The last time I drove past our former home, Sunny stood head and shoulders above the little white Cape Cod where I spent my grade school years. I don’t know if the pine was still there. I drove slowly past the house but didn’t linger long enough to make anyone suspicious. I really need to see if the pine still stands. As tightly packed as the cookie cutter houses were placed, removing the pine would be a precarious job best left to the professionals. Until that sad day, I hope many more small hands grasp the gritty branches, hauling little bodies skyward, as the camphorous odor of pine sap assaults little noses.

A Vision in Red

I woke up this morning thinking about the red glass rabbit. The memory must have ridden in on the tail end of a wild night of dreaming because I haven’t thought about her in decades. In my mind, she still holds center court among the animal figurines sitting on my great aunt’s kitchen windowsill in Tennessee.

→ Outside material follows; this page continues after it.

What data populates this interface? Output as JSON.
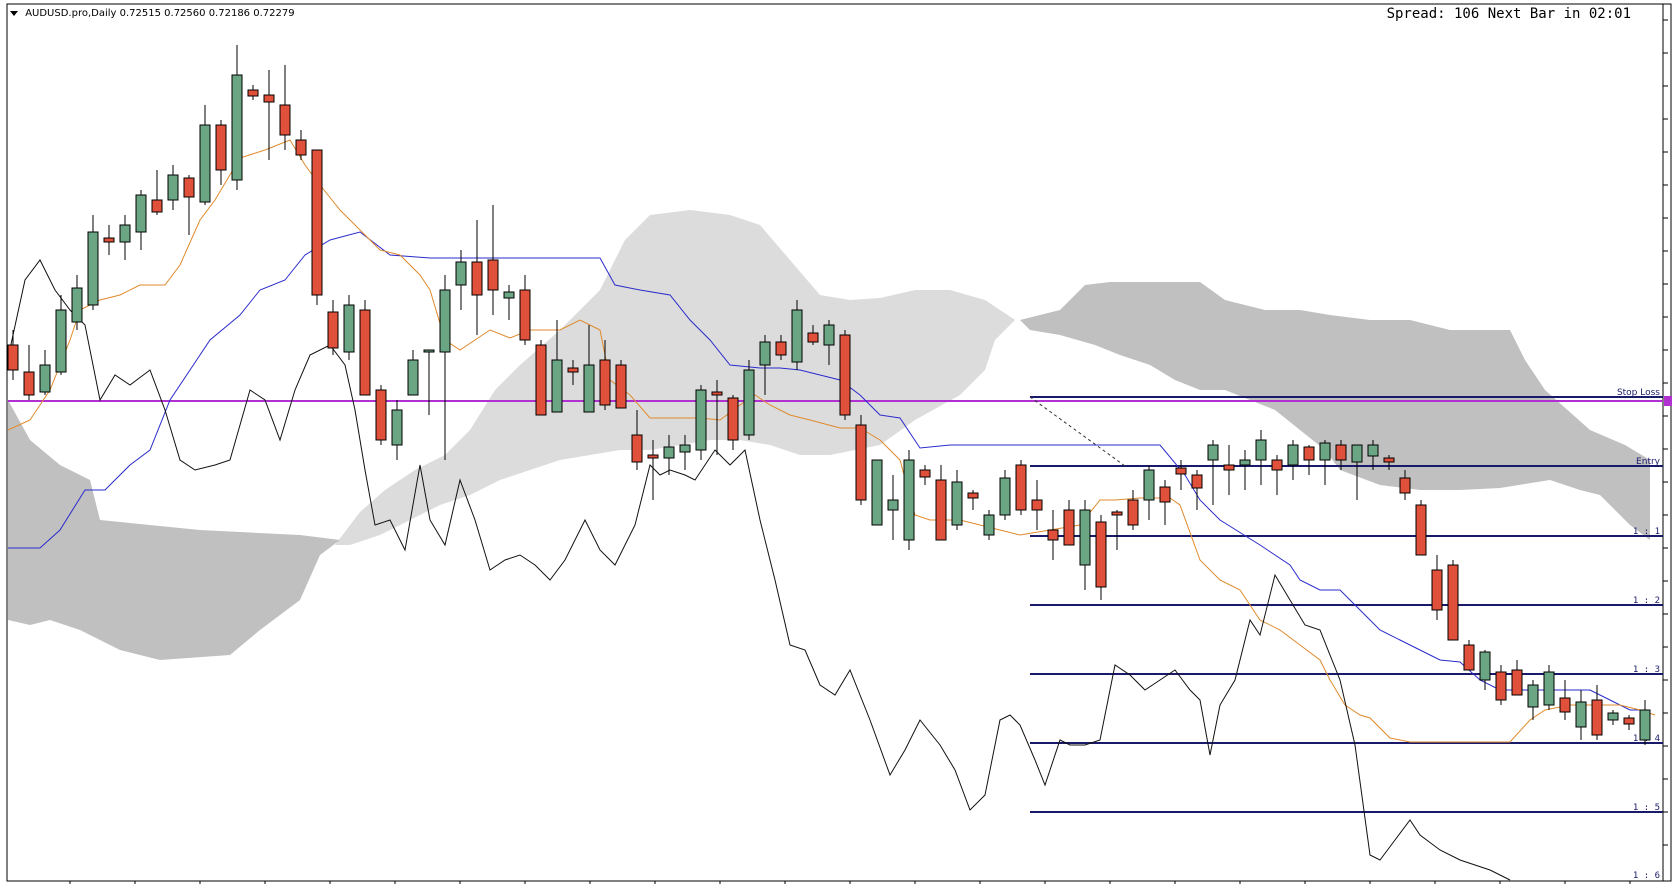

My great aunt never hesitated to let me play with what I believed were her most treasured possessions. For this reason, I took great care not to break any of the inch and a half tall animals in the collective herd. There was a goose and a deer among the group, but my favorite was the solid red, blown glass rabbit with two miniscule dollops of white glass for eyes. She was perfect.

Red Glass RabbitThe red glass rabbit starred as the heroine in all my adventures played out on the kitchen table. She forever needed rescued by the other animals led by her boyfriend, the deer. I’m pretty sure I named him Bambi; I don’t recall what I named the rabbit. Every scenario, in which I imprisoned her in a tiny basket, ended with her being declared queen, a title she graciously accepted.

Occasionally, her liberation depended on the assistance of my great aunt’s salt and pepper shakers. There were four of them, two couples of different size, reminiscent of the man on the Cream of Wheat box and Aunt Jemima. These shakers are the type of item labeled Black Americana today and are found in antique stores and probably homes south of the Mason/Dixon line. I could be wrong about that, though.

During one summer visit to my great aunt’s home, I was horrified to discover that since the last year, someone had chipped the ear of the red glass rabbit. My great aunt didn’t seem as upset as I believed she should have been. She said either she, or my great uncle, or her mother probably knocked the rabbit off while washing dishes. My thoughts fluctuated between relief that it wasn’t me who caused the mar and appreciation that the damage could have been so much worse.

My great aunt broke up housekeeping several years ago after my great uncle and her mother passed. She sold the home and large items in Tennessee, bestowed smaller goods upon close friends, packed up the rest, and moved back to Ohio. It was good to have her home. I asked about the salt and pepper shakers because I trusted their size ensured they survived until my adult years. Unfortunately, my great aunt had already given them away.

I never inquired about the red glass rabbit. I knew in my heart the tiny treasure had disappeared long ago. Before I stopped playing with my own collection of animal figurines, the red glass rabbit probably had her ears and toes chipped until she appeared in a sorry state. Or perhaps one tumble into the depths of the empty kitchen sink was one too many, and she had to be discarded.

Does it matter that my great aunt probably doesn’t even remember owning such an item?  Does anyone reading this even care? Who can say? All I know is that somewhere in time, a very talented glassblower created a beautiful red glass rabbit that brought immeasurable joy to a little girl.